Físicos do Observatório da Montanha Púrpura da Academia Chinesa de Ciências (CAS) acreditam que a matéria escura pode consistir em mais de um tipo de partícula. Em vez disso, pode consistir em partículas com massas diferentes.

Seu novo modelo de “matéria escura autointeragente de dois componentes” envolve pelo menos dois tipos de partículas de matéria escura, uma mais pesada e outra mais leve. Além de interagirem por meio da gravidade, essas partículas também podem colidir diretamente umas com as outras. Essas interações levam a um processo denominado “segregação em massa”.

Simplificando, as partículas mais pesadas de matéria escura derivam gradualmente em direção aos centros das galáxias, enquanto as partículas mais leves se espalham para fora ao longo do tempo. Os investigadores comparam este comportamento com aglomerados estelares, onde as estrelas mais massivas migram lentamente para dentro e as estrelas menos massivas se afastam do centro.

As simulações são consistentes com observações espaciais

Usando simulações computacionais de alta resolução combinadas com simulações teóricas detalhadas, a equipe descobriu que a segregação de massa reproduz naturalmente uma ampla gama de observações astronômicas.

Nas galáxias anãs, este processo cria núcleos de matéria escura com uma densidade central relativamente baixa, consistente com observações recentes de aglomerados de galáxias. Em ambientes maiores e mais complexos, alguns halos de matéria escura tornam-se cada vez mais compactos, criando estruturas densas capazes de gerar fortes lentes gravitacionais.

O modelo também levanta a possibilidade de eventos de lentes gravitacionais em pequena escala. À medida que partículas mais pesadas de matéria escura se acumulam em regiões-chave, as subestruturas de matéria escura tornam-se mais eficientes na amplificação da luz de galáxias distantes de fundo. Isto pode ajudar a explicar porque é que os astrónomos estão a observar mais eventos de lentes fortes em pequena escala do que os modelos tradicionais prevêem.

Uma imagem mais rica do universo invisível

Os investigadores dizem que estes enigmas cosmológicos aparentemente contraditórios podem, na verdade, levar à mesma conclusão. Em vez de exigirem explicações separadas, todas elas podem reflectir o facto de que a matéria escura tem propriedades intrínsecas mais complexas do que se pensava anteriormente.

À medida que futuras pesquisas do céu e observações por lentes gravitacionais se tornarem ainda mais precisas, os cientistas terão novas oportunidades para testar se a matéria escura é de facto composta por múltiplos componentes.

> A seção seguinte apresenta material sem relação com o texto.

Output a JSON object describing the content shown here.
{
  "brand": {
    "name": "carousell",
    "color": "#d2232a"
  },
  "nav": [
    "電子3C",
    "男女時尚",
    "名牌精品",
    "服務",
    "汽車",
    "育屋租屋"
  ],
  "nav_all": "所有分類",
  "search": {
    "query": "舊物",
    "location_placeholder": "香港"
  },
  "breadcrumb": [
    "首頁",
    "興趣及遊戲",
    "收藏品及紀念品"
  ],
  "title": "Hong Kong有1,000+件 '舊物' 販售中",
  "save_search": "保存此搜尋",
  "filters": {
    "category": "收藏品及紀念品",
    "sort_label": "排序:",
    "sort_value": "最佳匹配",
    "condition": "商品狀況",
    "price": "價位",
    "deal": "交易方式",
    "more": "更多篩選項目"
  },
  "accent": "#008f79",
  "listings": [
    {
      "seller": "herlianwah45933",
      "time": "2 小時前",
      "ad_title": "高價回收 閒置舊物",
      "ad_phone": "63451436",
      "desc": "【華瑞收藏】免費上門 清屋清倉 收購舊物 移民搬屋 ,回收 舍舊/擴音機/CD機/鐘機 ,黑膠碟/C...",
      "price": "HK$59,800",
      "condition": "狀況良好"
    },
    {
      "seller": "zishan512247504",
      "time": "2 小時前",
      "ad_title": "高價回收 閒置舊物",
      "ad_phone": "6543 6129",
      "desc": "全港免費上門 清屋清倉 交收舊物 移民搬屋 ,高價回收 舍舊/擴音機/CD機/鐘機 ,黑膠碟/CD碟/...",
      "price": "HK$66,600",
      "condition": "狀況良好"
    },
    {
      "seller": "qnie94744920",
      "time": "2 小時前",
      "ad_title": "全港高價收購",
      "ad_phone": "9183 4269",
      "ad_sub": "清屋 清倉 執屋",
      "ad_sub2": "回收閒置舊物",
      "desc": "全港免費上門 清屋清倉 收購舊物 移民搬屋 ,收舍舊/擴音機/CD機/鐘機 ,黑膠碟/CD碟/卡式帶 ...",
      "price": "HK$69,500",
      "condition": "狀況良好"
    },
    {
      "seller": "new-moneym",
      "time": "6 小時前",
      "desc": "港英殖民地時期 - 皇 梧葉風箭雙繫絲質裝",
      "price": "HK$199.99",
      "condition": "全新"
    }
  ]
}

Estas “lupas cósmicas” naturais podem fornecer algumas das evidências mais fortes desta nova imagem do universo invisível.

Os resultados são o segundo estudo da equipe do Observatório da Montanha Roxa a estudar a matéria escura interagindo com dois componentes. Seus primeiros trabalhos publicados em Exame físico Dinvestigou como a segregação de massa afeta a ampla gama de densidades do núcleo de matéria escura observadas em galáxias anãs. O novo estudo foi publicado em Boletim científico. Os autores do estudo são Danen Yang, Yi-Zhong Fan, Siyuan Hou e Yue-Ling Smin Tsai.

O Observatório da Montanha Púrpura, parte da Academia Chinesa de Ciências, é um dos principais centros de investigação da matéria escura da China. O instituto desempenha um papel importante na detecção indireta de matéria escura através do satélite DAMPE (Wukong) e conduz pesquisas influentes em astrofísica, cosmologia, matéria escura e evolução de galáxias.